London was but a heap of ashes when Beric arrived
there. It had been a trading place rather than
a town. Here were no Roman houses or temples
with their massive stone work; it consisted only of
a large collection of wooden structures, inhabited
by merchants and traders. It lay upon a knoll
rising above the low swampy ground covered by the
sea at high water, for not till long afterwards did
the Romans erect the banks that dammed back the waters
and confined them within their regular channel.
The opposite shore was similarly covered with water
at high tide, and forests extended as far as the eye
could reach. London, in fact, occupied what was
at high water a peninsula, connected with the mainland
only by a shoulder extending back to the hills beyond
it, and separated by a deep channel on the west from
a similar promontory.
It was a position that, properly fortified by strong
walls across the isthmus, could have been held against
a host, but the Romans had not as yet taken it in
hand; later, however, they recognized the importance
of the position, and made it one of the chief seats
of their power. Even in the three days that he
had been absent Beric found that the host had considerably
increased. The tribes of Sussex and Kent, as
they heard of the approach of the army, had flocked
in to join it, and to share in the plunder of London.
Another day was spent in feasting and rejoicing, and
then the army moved northward. It consisted now
of well nigh two hundred thousand fighting men, and
a vast crowd of women, with a huge train of wagons.
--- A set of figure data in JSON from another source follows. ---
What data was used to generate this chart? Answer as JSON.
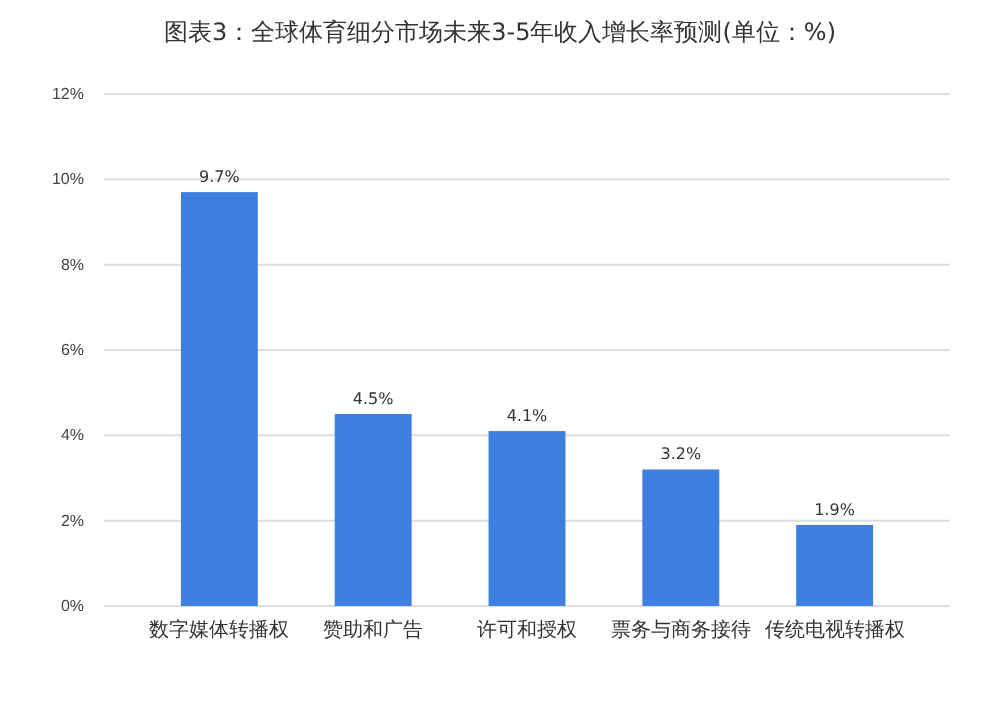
{
  "chart_data": {
    "type": "bar",
    "title": "图表3：全球体育细分市场未来3-5年收入增长率预测(单位：%)",
    "categories": [
      "数字媒体转播权",
      "赞助和广告",
      "许可和授权",
      "票务与商务接待",
      "传统电视转播权"
    ],
    "values": [
      9.7,
      4.5,
      4.1,
      3.2,
      1.9
    ],
    "value_labels": [
      "9.7%",
      "4.5%",
      "4.1%",
      "3.2%",
      "1.9%"
    ],
    "color": "#3f7fe0",
    "ylim": [
      0,
      12
    ],
    "yticks": [
      {
        "value": 0,
        "label": "0%"
      },
      {
        "value": 2,
        "label": "2%"
      },
      {
        "value": 4,
        "label": "4%"
      },
      {
        "value": 6,
        "label": "6%"
      },
      {
        "value": 8,
        "label": "8%"
      },
      {
        "value": 10,
        "label": "10%"
      },
      {
        "value": 12,
        "label": "12%"
      }
    ],
    "grid": "y"
  }
}
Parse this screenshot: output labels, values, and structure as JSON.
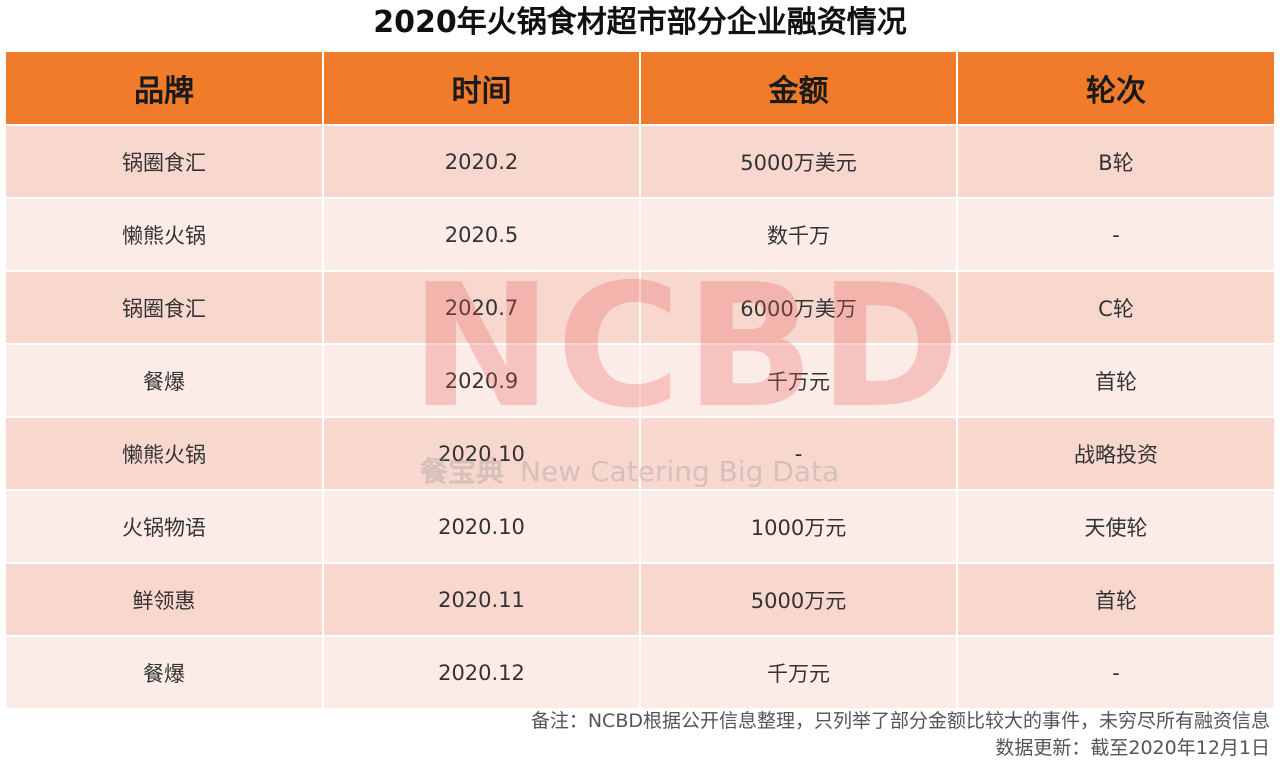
{
  "title": "2020年火锅食材超市部分企业融资情况",
  "table": {
    "headers": [
      "品牌",
      "时间",
      "金额",
      "轮次"
    ],
    "rows": [
      [
        "锅圈食汇",
        "2020.2",
        "5000万美元",
        "B轮"
      ],
      [
        "懒熊火锅",
        "2020.5",
        "数千万",
        "-"
      ],
      [
        "锅圈食汇",
        "2020.7",
        "6000万美万",
        "C轮"
      ],
      [
        "餐爆",
        "2020.9",
        "千万元",
        "首轮"
      ],
      [
        "懒熊火锅",
        "2020.10",
        "-",
        "战略投资"
      ],
      [
        "火锅物语",
        "2020.10",
        "1000万元",
        "天使轮"
      ],
      [
        "鲜领惠",
        "2020.11",
        "5000万元",
        "首轮"
      ],
      [
        "餐爆",
        "2020.12",
        "千万元",
        "-"
      ]
    ]
  },
  "watermark": {
    "main": "NCBD",
    "sub_cn": "餐宝典",
    "sub_en": "New Catering Big Data"
  },
  "notes": {
    "line1": "备注：NCBD根据公开信息整理，只列举了部分金额比较大的事件，未穷尽所有融资信息",
    "line2": "数据更新：截至2020年12月1日"
  },
  "colors": {
    "header_bg": "#f07b2a",
    "row_odd": "#f8d7cf",
    "row_even": "#fcece8"
  }
}
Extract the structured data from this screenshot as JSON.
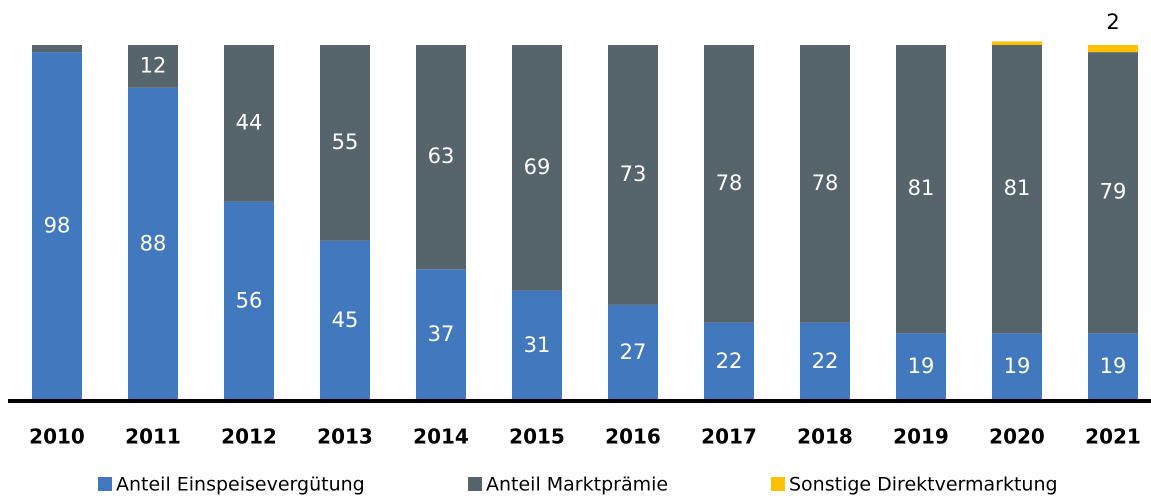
{
  "chart_data": {
    "type": "stacked_bar",
    "categories": [
      "2010",
      "2011",
      "2012",
      "2013",
      "2014",
      "2015",
      "2016",
      "2017",
      "2018",
      "2019",
      "2020",
      "2021"
    ],
    "ylim": [
      0,
      100
    ],
    "series": [
      {
        "name": "Anteil Einspeisevergütung",
        "color": "#4178be",
        "values": [
          98,
          88,
          56,
          45,
          37,
          31,
          27,
          22,
          22,
          19,
          19,
          19
        ],
        "value_labels": [
          "98",
          "88",
          "56",
          "45",
          "37",
          "31",
          "27",
          "22",
          "22",
          "19",
          "19",
          "19"
        ]
      },
      {
        "name": "Anteil Marktprämie",
        "color": "#56646c",
        "values": [
          2,
          12,
          44,
          55,
          63,
          69,
          73,
          78,
          78,
          81,
          81,
          79
        ],
        "value_labels": [
          null,
          "12",
          "44",
          "55",
          "63",
          "69",
          "73",
          "78",
          "78",
          "81",
          "81",
          "79"
        ]
      },
      {
        "name": "Sonstige Direktvermarktung",
        "color": "#ffc000",
        "values": [
          0,
          0,
          0,
          0,
          0,
          0,
          0,
          0,
          0,
          0,
          1,
          2
        ],
        "value_labels": [
          null,
          null,
          null,
          null,
          null,
          null,
          null,
          null,
          null,
          null,
          null,
          "2"
        ]
      }
    ]
  }
}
Two days later, news reached them of the spot where
Suetonius had taken up his position and was awaiting
their attack, and the army at once pressed forward
in that direction. At nightfall they bivouacked
two miles away from it, and Beric, taking Boduoc with
him, went forward to examine it. It was at a point
where a valley opened into the plain; the sides of
the valley were steep and thickly wooded, and it was
only in front that an attack could well be delivered.